Lipiden zijn een heterogene groep van organische verbindingen. Daartoe behoren vetten, die worden onderverdeeld in verzadigde en onverzadigde vetten. Hun chemische structuur varieert en hun eigenschappen en functies hangen ook af van de zuren die ze bevatten.
Lipiden zijn een zeer heterogene groep van organische verbindingen, hoofdzakelijk bestaande uit koolstof, waterstof en zuurstof, en soms zwavel, stikstof en fosfor. Er zijn in principe drie soorten lipiden in voedsel: Vetten of oliën (ook triglyceriden of triacylglyceriden genoemd).
● Fosfolipiden.
● Cholesterolesters, die een gemeenschappelijk bestanddeel vertonen: vetzuren. Er zijn drie soorten: verzadigde vetzuren (SFA’s), enkelvoudig onverzadigde vetzuren (MUFA’s), meervoudig onverzadigde vetzuren (PUFA’s).
Waar worden ze gevonden?
We kunnen voedingsmiddelen indelen naar de relatieve overvloed van elk type vet:
– Voedingsmiddelen rijk aan verzadigde vetzuren: reuzel, spek, boter, room, eigeel, mager vlees, melk, kokosolie.

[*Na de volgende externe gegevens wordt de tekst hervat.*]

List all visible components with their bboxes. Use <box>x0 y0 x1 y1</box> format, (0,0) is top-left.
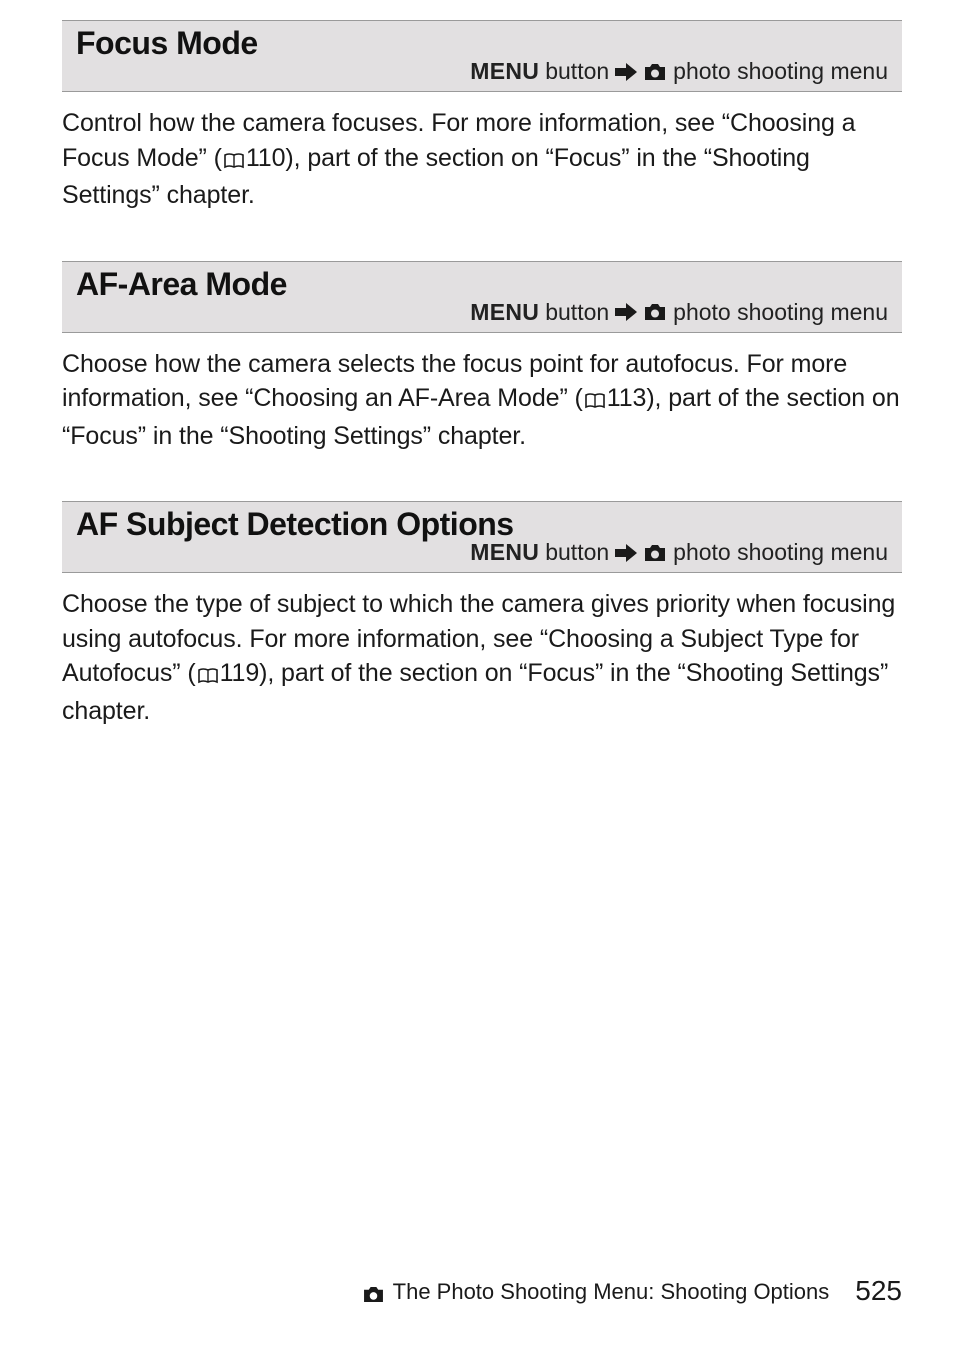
footer-text: The Photo Shooting Menu: Shooting Option… <box>393 1279 830 1305</box>
body-ref: 110 <box>246 144 286 172</box>
section-title: AF Subject Detection Options <box>76 506 888 543</box>
section-title: AF-Area Mode <box>76 266 888 303</box>
section-body: Control how the camera focuses. For more… <box>62 106 902 213</box>
camera-icon <box>643 303 667 321</box>
menu-label: MENU <box>470 58 539 85</box>
book-icon <box>224 144 244 179</box>
page-footer: The Photo Shooting Menu: Shooting Option… <box>362 1275 902 1307</box>
arrow-right-icon <box>615 303 637 321</box>
button-word: button <box>545 299 609 326</box>
section-header-focus-mode: Focus Mode MENU button photo shooting me… <box>62 20 902 92</box>
camera-icon <box>643 544 667 562</box>
breadcrumb-suffix: photo shooting menu <box>673 539 888 566</box>
book-icon <box>585 384 605 419</box>
section-title: Focus Mode <box>76 25 888 62</box>
button-word: button <box>545 539 609 566</box>
book-icon <box>198 659 218 694</box>
page-number: 525 <box>855 1275 902 1307</box>
section-header-af-area-mode: AF-Area Mode MENU button photo shooting … <box>62 261 902 333</box>
body-ref: 113 <box>607 384 647 412</box>
section-body: Choose how the camera selects the focus … <box>62 347 902 454</box>
breadcrumb-suffix: photo shooting menu <box>673 299 888 326</box>
section-body: Choose the type of subject to which the … <box>62 587 902 728</box>
menu-label: MENU <box>470 299 539 326</box>
breadcrumb: MENU button photo shooting menu <box>470 539 888 566</box>
body-ref: 119 <box>220 659 260 687</box>
button-word: button <box>545 58 609 85</box>
menu-label: MENU <box>470 539 539 566</box>
footer-label: The Photo Shooting Menu: Shooting Option… <box>362 1279 830 1305</box>
camera-icon <box>643 63 667 81</box>
breadcrumb-suffix: photo shooting menu <box>673 58 888 85</box>
camera-icon <box>362 1286 385 1303</box>
arrow-right-icon <box>615 63 637 81</box>
arrow-right-icon <box>615 544 637 562</box>
section-header-af-subject-detection: AF Subject Detection Options MENU button… <box>62 501 902 573</box>
breadcrumb: MENU button photo shooting menu <box>470 299 888 326</box>
breadcrumb: MENU button photo shooting menu <box>470 58 888 85</box>
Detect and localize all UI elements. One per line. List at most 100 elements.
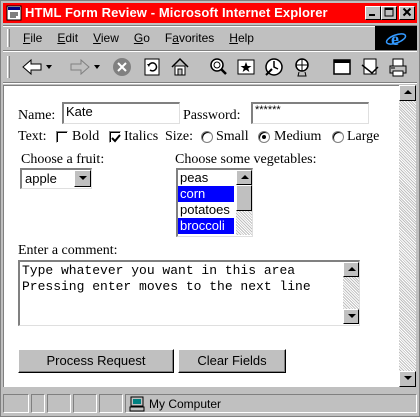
- bold-checkbox[interactable]: [56, 131, 68, 143]
- standard-toolbar: [3, 53, 417, 81]
- ie-throbber-logo: e: [375, 26, 417, 52]
- comment-scroll-down-button[interactable]: [343, 309, 359, 324]
- security-zone-text: My Computer: [149, 397, 222, 411]
- menu-edit[interactable]: Edit: [57, 31, 78, 45]
- clear-fields-button[interactable]: Clear Fields: [178, 349, 286, 373]
- size-large-label: Large: [347, 129, 380, 144]
- refresh-icon: [144, 58, 160, 76]
- home-button[interactable]: [169, 56, 191, 78]
- favorites-button[interactable]: [235, 56, 257, 78]
- veg-option-broccoli[interactable]: broccoli: [178, 218, 234, 234]
- title-bar[interactable]: HTML Form Review - Microsoft Internet Ex…: [3, 3, 417, 23]
- veg-option-potatoes[interactable]: potatoes: [178, 202, 234, 218]
- vegetables-listbox[interactable]: peas corn potatoes broccoli: [176, 168, 253, 237]
- bold-label: Bold: [72, 129, 100, 144]
- arrow-up-icon: [348, 267, 356, 271]
- stop-button[interactable]: [111, 56, 133, 78]
- checkmark-icon: [111, 134, 121, 143]
- name-input[interactable]: Kate: [62, 102, 180, 124]
- name-input-value: Kate: [66, 104, 93, 119]
- arrow-up-icon: [404, 90, 412, 94]
- page-scrollbar[interactable]: [399, 85, 416, 387]
- minimize-icon: [368, 8, 378, 20]
- comment-scrollbar[interactable]: [343, 262, 359, 324]
- veg-option-corn[interactable]: corn: [178, 186, 234, 202]
- page-scroll-track[interactable]: [399, 101, 416, 371]
- fruit-dropdown-button[interactable]: [74, 170, 91, 187]
- mail-button[interactable]: [359, 56, 381, 78]
- page-scroll-up-button[interactable]: [399, 85, 416, 101]
- arrow-up-icon: [241, 175, 249, 179]
- size-large-radio[interactable]: [332, 131, 344, 143]
- fruit-label: Choose a fruit:: [21, 152, 105, 167]
- veg-scroll-thumb[interactable]: [236, 185, 252, 211]
- maximize-button[interactable]: [381, 6, 397, 20]
- name-label: Name:: [18, 108, 56, 123]
- refresh-button[interactable]: [141, 56, 163, 78]
- maximize-icon: [384, 7, 394, 20]
- menu-help[interactable]: Help: [229, 31, 254, 45]
- menu-file[interactable]: File: [23, 31, 42, 45]
- minimize-button[interactable]: [365, 6, 381, 20]
- print-button[interactable]: [387, 56, 409, 78]
- content-top-separator: [3, 82, 417, 84]
- comment-line-2: Pressing enter moves to the next line: [22, 279, 311, 294]
- menu-bar: File Edit View Go Favorites Help: [3, 27, 417, 49]
- channels-icon: [295, 58, 309, 77]
- favorites-icon: [237, 59, 255, 75]
- stop-icon: [113, 58, 131, 76]
- menu-view[interactable]: View: [93, 31, 119, 45]
- status-panel-4: [73, 394, 97, 413]
- channels-button[interactable]: [291, 56, 313, 78]
- svg-text:e: e: [391, 29, 399, 49]
- dropdown-arrow-icon: [79, 176, 87, 180]
- history-button[interactable]: [263, 56, 285, 78]
- veg-option-peas[interactable]: peas: [178, 170, 234, 186]
- back-icon: [22, 58, 52, 76]
- browser-window: HTML Form Review - Microsoft Internet Ex…: [0, 0, 420, 417]
- search-button[interactable]: [207, 56, 229, 78]
- fullscreen-icon: [333, 59, 351, 75]
- password-input[interactable]: ******: [251, 102, 369, 124]
- search-icon: [210, 58, 227, 75]
- page-content: Name: Kate Password: ****** Text: Bold I…: [3, 85, 399, 387]
- size-small-label: Small: [216, 129, 249, 144]
- italics-checkbox[interactable]: [109, 131, 121, 143]
- status-panel-5: [99, 394, 123, 413]
- menu-favorites[interactable]: Favorites: [165, 31, 214, 45]
- fullscreen-button[interactable]: [331, 56, 353, 78]
- close-icon: [402, 7, 412, 20]
- comment-label: Enter a comment:: [18, 243, 118, 258]
- status-panel-1: [3, 394, 29, 413]
- arrow-down-icon: [404, 376, 412, 380]
- print-icon: [389, 58, 407, 77]
- password-label: Password:: [183, 108, 241, 123]
- size-label: Size:: [165, 129, 193, 144]
- forward-button[interactable]: [67, 56, 103, 78]
- comment-line-1: Type whatever you want in this area: [22, 263, 296, 278]
- menu-grip[interactable]: [7, 29, 10, 47]
- fruit-select-value: apple: [25, 171, 57, 186]
- vegetables-scrollbar[interactable]: [236, 170, 252, 235]
- comment-textarea[interactable]: Type whatever you want in this area Pres…: [18, 260, 360, 326]
- size-small-radio[interactable]: [201, 131, 213, 143]
- forward-icon: [70, 58, 100, 76]
- history-icon: [265, 58, 283, 76]
- window-title: HTML Form Review - Microsoft Internet Ex…: [25, 5, 328, 20]
- menu-go[interactable]: Go: [134, 31, 150, 45]
- veg-scroll-up-button[interactable]: [236, 170, 252, 185]
- status-panel-2: [31, 394, 45, 413]
- close-button[interactable]: [399, 6, 415, 20]
- password-input-value: ******: [255, 104, 281, 116]
- back-button[interactable]: [19, 56, 55, 78]
- text-label: Text:: [18, 129, 47, 144]
- process-request-button[interactable]: Process Request: [18, 349, 174, 373]
- comment-scroll-up-button[interactable]: [343, 262, 359, 277]
- toolbar-top-separator: [3, 50, 417, 52]
- italics-label: Italics: [124, 129, 159, 144]
- size-medium-radio[interactable]: [258, 131, 270, 143]
- page-scroll-down-button[interactable]: [399, 371, 416, 387]
- ie-e-icon: e: [385, 29, 407, 49]
- fruit-select[interactable]: apple: [20, 168, 92, 189]
- toolbar-grip[interactable]: [7, 56, 10, 78]
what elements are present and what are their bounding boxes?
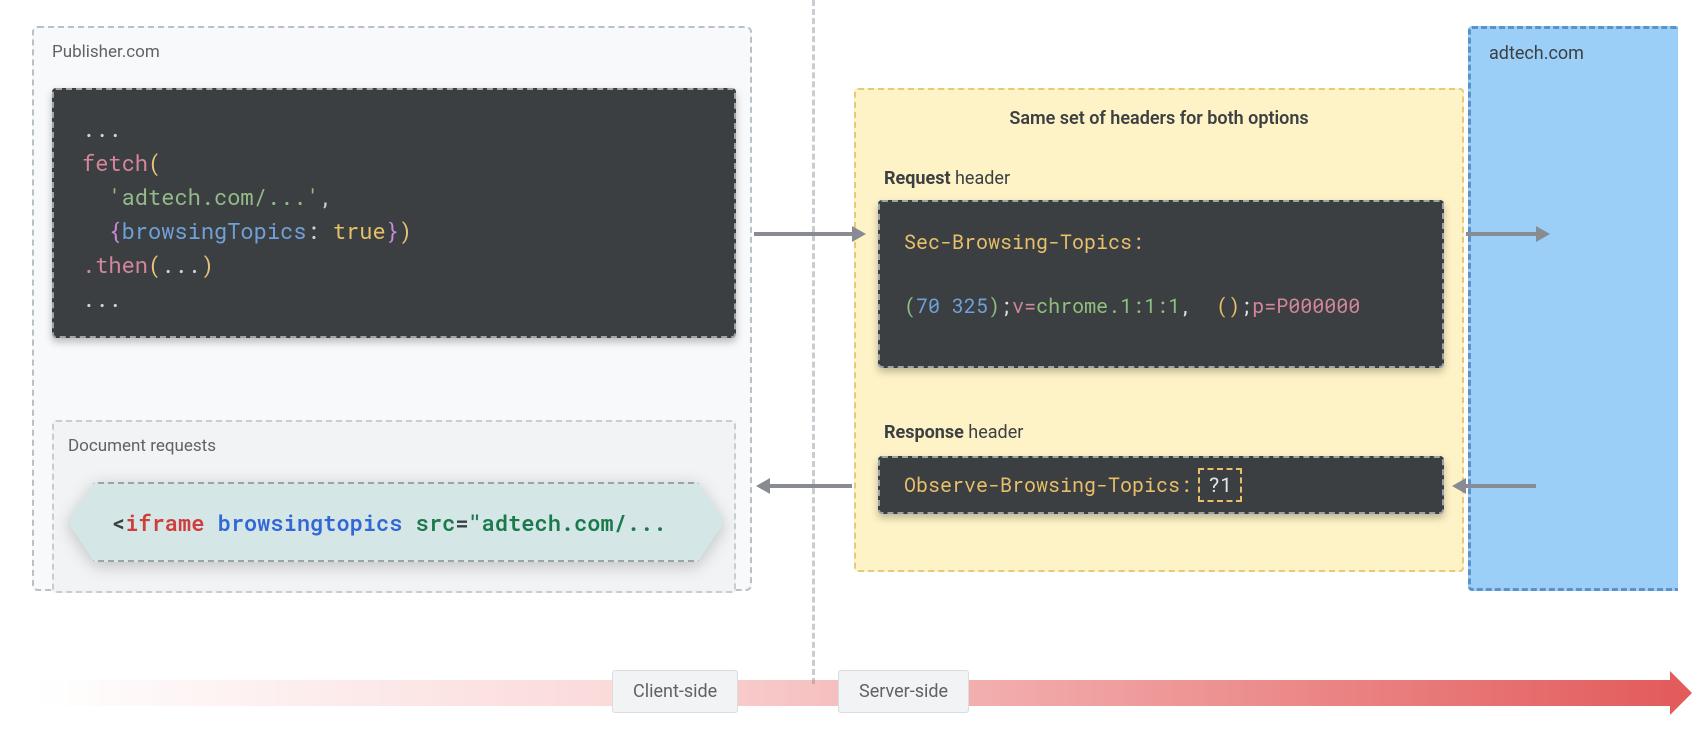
document-requests-label: Document requests [68,436,216,456]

– Voedingsmiddelen rijk aan enkelvoudig onverzadigde vetzuren: Oliezuur (Omega 9): Oliën (olijf, zaden), noten (pinda’s, amandelen), avocado.
– Voorwaardelijk essentiële meervoudig onverzadigde vetzuren:
– EPA en DHA (Omega 3): vis en visolie, algen, voedingsmiddelen zoals zuivelproducten verrijkt met Omega 3
– Arachidonzuur (Omega 6): dierlijk vet
– Essentiële meervoudig onverzadigde vetzuren:
– Alfa-linoleenzuur (Omega 3): in plantaardige oliën.
– Linolzuur (Omega 6): maïs-, zonnebloem-, soja-, druivenpitolie
– Voedingsmiddelen rijk aan fosfolipiden: vlees en eieren.
– Voedingsmiddelen rijk aan cholesterol: runderhersenen, eierdooier, varkensnier, varkenslever, rundvlees.
De functies van lipiden zijn zeer gevarieerd. We kunnen het volgende onderscheiden:
– Energetisch: triglyceriden leveren 9 kcal/g, meer dan het dubbele van de door koolhydraten geproduceerde energie. Bovendien kunnen zij zich ophopen en als reservemateriaal in vetcellen worden gebruikt.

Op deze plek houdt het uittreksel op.